Honestly, the drummers who inspired me the most would be #1 my Uncle Fred. He is one of the most underrated, amazing drummers in the world. We would sit at the practice house for hours and hours and jam and Fred would show me beats and stuff. When I was little, I remember he’d show me rudiments on your hands, and he said I had to really watch my timing, “because your timing was just immaculate as a child.” Of course I rush now on any song I don’t have a metronome. But he got me a drum set when I was five years old and I just beat the BS out of that thing, beat it to death.

Was it a real drum set?

It was a Junior Pro kit by Remo. I’ve still got it. But Fred taught me a lot. Fred is my #1 and my #2 most influential is John Bonham. Fred turned me onto John Bonham and I love everything he’s ever done. But three is really hard because I could list you right now thirty. Not that I have to hunt for them, I could tell you thirty right off the bat. But you know, the third, it would be so hard to not list Ginger Baker and Bernard Purdie. I remember the Hot Licks video from Ginger Baker and the Hot Licks video from Bernard Purdie and those two, I mean, Purdie played on everything, the shuffle.

I think that gets lost nowadays

It does but you can hear it. I mean, that is where Bonham got “The Ocean” from and that’s where Jeff Porcaro got “Rosanna” from, that Purdie shuffle.

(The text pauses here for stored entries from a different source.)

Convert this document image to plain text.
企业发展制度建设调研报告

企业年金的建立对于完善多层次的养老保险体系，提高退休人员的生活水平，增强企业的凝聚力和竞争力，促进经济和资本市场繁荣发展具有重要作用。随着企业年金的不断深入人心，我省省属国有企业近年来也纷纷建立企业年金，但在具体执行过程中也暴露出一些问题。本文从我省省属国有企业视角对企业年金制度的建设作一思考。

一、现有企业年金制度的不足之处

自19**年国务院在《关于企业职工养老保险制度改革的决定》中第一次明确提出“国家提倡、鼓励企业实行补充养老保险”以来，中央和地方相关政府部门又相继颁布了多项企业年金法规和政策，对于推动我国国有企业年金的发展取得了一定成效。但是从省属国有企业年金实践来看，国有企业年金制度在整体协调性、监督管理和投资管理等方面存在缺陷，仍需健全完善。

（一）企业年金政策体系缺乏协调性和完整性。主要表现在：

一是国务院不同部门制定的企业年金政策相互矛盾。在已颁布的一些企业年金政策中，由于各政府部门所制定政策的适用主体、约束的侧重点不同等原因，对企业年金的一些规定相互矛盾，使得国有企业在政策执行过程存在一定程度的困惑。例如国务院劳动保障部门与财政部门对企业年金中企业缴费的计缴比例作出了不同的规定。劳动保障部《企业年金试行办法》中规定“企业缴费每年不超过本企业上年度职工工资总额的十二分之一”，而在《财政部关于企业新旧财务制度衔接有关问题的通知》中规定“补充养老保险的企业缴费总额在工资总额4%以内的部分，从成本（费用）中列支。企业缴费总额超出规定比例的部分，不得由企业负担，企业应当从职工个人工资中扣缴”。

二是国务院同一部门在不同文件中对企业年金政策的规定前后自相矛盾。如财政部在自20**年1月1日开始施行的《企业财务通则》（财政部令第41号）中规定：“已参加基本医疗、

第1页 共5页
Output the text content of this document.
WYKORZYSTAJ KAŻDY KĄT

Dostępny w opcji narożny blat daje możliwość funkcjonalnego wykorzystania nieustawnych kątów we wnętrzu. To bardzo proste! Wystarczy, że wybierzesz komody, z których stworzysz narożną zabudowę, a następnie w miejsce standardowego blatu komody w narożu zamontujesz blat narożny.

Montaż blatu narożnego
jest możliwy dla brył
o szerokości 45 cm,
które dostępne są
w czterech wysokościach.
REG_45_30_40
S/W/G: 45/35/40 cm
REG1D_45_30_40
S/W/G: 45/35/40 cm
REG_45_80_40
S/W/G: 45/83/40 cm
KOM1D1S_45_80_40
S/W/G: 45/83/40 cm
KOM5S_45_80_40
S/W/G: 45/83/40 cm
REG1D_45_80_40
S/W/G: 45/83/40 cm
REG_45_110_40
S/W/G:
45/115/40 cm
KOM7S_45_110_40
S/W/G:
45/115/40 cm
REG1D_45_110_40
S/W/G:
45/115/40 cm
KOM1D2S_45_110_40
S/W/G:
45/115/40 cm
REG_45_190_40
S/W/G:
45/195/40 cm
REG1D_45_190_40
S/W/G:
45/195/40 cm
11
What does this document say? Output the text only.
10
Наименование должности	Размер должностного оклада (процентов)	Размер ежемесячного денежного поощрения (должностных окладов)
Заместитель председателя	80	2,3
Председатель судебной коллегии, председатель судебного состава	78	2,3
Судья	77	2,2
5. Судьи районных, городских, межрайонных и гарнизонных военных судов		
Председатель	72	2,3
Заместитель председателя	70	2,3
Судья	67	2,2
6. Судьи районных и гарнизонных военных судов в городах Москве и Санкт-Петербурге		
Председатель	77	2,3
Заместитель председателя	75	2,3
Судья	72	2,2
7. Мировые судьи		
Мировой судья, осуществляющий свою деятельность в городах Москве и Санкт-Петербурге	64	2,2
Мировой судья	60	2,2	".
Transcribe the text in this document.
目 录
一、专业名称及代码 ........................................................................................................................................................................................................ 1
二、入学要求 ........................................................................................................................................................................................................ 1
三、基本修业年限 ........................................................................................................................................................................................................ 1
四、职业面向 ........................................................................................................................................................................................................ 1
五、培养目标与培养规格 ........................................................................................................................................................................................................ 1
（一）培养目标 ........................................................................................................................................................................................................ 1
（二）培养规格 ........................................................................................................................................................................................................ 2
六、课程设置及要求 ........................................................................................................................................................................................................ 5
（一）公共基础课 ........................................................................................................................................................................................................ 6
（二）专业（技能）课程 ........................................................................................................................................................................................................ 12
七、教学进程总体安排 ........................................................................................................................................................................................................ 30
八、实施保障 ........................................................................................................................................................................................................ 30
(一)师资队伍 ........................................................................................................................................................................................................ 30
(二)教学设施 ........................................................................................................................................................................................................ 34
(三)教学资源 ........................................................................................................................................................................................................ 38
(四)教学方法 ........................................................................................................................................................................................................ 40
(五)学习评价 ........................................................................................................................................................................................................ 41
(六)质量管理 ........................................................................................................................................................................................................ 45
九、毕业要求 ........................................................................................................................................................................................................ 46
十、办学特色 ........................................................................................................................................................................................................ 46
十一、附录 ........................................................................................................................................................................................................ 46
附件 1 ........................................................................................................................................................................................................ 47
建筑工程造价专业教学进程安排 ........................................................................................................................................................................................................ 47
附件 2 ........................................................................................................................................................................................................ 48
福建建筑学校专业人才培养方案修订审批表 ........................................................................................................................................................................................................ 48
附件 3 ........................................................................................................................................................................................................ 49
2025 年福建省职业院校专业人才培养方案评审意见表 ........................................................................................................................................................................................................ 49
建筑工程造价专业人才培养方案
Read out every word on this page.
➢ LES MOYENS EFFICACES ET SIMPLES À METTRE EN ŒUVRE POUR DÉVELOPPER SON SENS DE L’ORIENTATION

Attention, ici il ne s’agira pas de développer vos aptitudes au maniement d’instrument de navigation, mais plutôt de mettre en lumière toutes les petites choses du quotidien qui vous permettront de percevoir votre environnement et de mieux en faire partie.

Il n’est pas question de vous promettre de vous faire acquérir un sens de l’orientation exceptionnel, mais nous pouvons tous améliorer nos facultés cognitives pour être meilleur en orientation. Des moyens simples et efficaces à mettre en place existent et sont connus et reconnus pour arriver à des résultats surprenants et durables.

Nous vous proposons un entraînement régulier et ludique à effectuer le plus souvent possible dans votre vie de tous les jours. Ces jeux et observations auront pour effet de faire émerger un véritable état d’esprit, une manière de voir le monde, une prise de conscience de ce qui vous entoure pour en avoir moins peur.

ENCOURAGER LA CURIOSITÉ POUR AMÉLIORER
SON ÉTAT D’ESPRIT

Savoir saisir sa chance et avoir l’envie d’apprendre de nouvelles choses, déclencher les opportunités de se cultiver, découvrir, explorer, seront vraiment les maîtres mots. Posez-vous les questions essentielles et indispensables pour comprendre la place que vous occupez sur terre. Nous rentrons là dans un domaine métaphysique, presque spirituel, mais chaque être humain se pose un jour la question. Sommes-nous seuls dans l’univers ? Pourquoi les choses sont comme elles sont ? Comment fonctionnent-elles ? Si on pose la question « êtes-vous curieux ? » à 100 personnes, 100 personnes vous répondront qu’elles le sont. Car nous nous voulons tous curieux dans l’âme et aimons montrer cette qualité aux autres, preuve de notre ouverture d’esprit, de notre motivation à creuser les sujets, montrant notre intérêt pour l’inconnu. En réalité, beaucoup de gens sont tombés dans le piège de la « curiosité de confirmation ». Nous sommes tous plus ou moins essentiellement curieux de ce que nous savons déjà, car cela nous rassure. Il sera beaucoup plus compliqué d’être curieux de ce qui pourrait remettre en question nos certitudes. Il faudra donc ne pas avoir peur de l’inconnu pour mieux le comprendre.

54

Is it true you chose drums over a car?

Yes, yes. My dad was like, “Hey look, for your sixteenth birthday, do you want to get a vehicle or do you want to get a drum set?” And I was like, man, I want a drum set. I never forgot that. My dad actually sold a really, really rare guitar to fund getting that drum set.

When did you finally get the car?

I just drove my dad’s farm truck a lot. In high school I would borrow his truck and stuff but driving, actually I was scared to death to drive. I didn’t want to drive. I was terrified of it. I remember getting my license like the first day of high school and I was just so terrified to drive. But we started the band and we needed to haul our equipment so I was like, I got to man up. My dad had like a 1999 Sierra extended cab that I would drive a lot and it was like a boat to turn but it had a bed on it so we hauled a lot of equipment. And Ben had an Explorer and hell, Chris didn’t have his license until probably he was twenty-five cause his girlfriend at the time, his wife now, drove him everywhere. And he’s probably the best driver out of all of us now. But we were so focused, so focused on music as kids growing up. It was like we just didn’t give a care about anything except being at that practice house and just doing it. And we’d stay down there at that house for hours and hours. We’d come into school late having just been up all night and I think that’s why we’re still around doing this because we’re family, really family.

You don’t hate each other yet

Yeah, we hate each other (laughs) but it’s brotherly hate. It’s not a hate you can’t get over with in fifteen minutes. But it’s very tight. Our crew guys have been with us for a long time, like Joe our tour manager.

I met him back on the Bad Company tour

Oh yeah, that tour didn’t suck. That was awesome. I remember I went out and bought a juicer and I left it in the dadgum dressing room that night.

That is so rock & roll

I know, right (laughs). If that was the eighties it would have been a bag of cocaine but I went and bought a juicer. I used it twice. It was only like sixty bucks but it still sucked. But yeah, we’ve stuck together a long time. We went through a lot of stuff, we’ve had our ups and downs, but I think that the cool thing is that we’re like a cockroach, like a coyote – you cannot kill us. And it’s the truth, we’ve been through some crazy stuff and it’s a testament to a true group of brothers that want to keep doing it.